As we have seen, economic reasoning appears to be underlying some of the push to liberalised policy, with some eyeing lucrative futures based around a cannabis industry. Economic interests have, of course, long been important in policy debates around psychoactive substances, with governments often balancing tax and other forms of revenue against medical and social harms with substances like tobacco and alcohol. And historians and anthropologists alike have emphasised the importance of analysing drugs as commodities.This has certainly been true in the case of alcohol, but also in the case of khat. Like cannabis, khat’s harm potential is ambiguous, allowing governments to justify both restricting it and developing a market for it. In the case of khat, producer countries like Ethiopia and Kenya have long resisted making the substance illegal, even if governments have been suspicious of the substance.

In relation to cannabis, we can see how in countries like Lesotho and Malawi, where the cannabis industry forms a major proportion of the national economy, the temptation to make the crop legitimate and boost national coffers might be attractive. A country like Kenya, on the other hand, cultivates cannabis, but not to the same scale. It forms only a minor part of the economy, and is unlikely to garner a strong export market anyway.

It seems possible that where economic logic is not an especially pressing factor, the political will to change cannabis policy is less likely to materialise. In countries like Kenya, concern with the harmful effects of cannabis, as well as the cultural conservatism of many in government and in the general population, will form a substantial roadblock in the way of reform. In fact, Kenya has recently banned shisha smoking on health grounds, suggesting that in terms of policy the predominant logic is still one of restricting rather than liberalising.
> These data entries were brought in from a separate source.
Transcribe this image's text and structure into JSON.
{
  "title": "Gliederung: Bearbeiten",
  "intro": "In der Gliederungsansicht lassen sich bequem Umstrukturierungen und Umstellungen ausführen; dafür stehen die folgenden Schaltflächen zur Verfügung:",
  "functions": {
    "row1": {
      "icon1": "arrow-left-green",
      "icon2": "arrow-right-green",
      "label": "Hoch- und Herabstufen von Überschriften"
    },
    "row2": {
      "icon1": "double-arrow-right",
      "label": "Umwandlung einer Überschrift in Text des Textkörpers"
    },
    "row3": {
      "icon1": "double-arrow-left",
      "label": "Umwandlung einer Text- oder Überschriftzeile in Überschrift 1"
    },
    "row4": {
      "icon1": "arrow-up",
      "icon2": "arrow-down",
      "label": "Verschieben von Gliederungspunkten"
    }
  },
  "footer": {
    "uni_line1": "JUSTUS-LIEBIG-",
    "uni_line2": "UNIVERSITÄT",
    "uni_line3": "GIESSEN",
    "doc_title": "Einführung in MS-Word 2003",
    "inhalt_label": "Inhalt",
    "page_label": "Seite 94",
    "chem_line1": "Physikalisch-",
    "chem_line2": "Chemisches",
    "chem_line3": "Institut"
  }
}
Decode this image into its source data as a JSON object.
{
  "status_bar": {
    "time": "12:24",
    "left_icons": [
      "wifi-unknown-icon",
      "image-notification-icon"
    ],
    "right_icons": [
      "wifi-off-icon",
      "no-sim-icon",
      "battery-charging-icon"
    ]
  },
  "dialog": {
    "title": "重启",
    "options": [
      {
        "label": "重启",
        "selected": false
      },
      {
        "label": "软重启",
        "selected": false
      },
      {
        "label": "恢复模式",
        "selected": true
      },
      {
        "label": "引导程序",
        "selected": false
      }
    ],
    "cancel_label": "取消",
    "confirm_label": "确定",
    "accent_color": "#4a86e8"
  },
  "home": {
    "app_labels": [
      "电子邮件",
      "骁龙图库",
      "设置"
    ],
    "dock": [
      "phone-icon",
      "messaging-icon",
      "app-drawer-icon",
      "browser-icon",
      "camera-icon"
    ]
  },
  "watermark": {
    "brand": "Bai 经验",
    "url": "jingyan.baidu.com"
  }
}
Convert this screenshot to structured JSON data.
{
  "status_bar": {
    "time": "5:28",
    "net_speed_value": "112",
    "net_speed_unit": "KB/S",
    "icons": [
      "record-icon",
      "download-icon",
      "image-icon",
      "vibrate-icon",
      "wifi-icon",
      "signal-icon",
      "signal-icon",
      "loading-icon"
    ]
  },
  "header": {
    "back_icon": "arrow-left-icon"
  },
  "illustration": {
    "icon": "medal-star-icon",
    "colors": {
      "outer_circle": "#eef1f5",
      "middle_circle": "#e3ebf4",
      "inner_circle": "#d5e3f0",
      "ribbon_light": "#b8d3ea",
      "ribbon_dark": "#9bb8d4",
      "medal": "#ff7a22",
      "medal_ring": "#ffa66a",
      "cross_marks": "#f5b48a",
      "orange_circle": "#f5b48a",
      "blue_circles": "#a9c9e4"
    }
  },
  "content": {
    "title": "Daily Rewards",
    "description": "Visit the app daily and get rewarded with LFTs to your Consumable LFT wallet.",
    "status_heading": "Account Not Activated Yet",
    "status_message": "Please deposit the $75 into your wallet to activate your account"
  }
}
Yet change in relation to cannabis law is coming thick and fast, and given growing support amongst the political class, change cannot be ruled out in countries like Kenya. Indeed, the sad passing of Okoth has encouraged others to follow his example in calling for such change.

That change to cannabis law in Kenya is now being considered might prove a strong legacy to the memory of Okoth. Stronger yet would be taking seriously too his calls for a properly regulated market, one that would offer protections to the vulnerable, and ideally protect against predation from corporate interests.

Cannabis has provided many smallholder farmers with livelihoods – albeit illicit ones – throughout much of Africa and elsewhere in the world. As Chris Duvall argues, African cannabis farmers have done much innovation in its cultivation even under the cover of illegality. It would be a shame if legality means that powerful interests move in to seize the fruits of this innovation.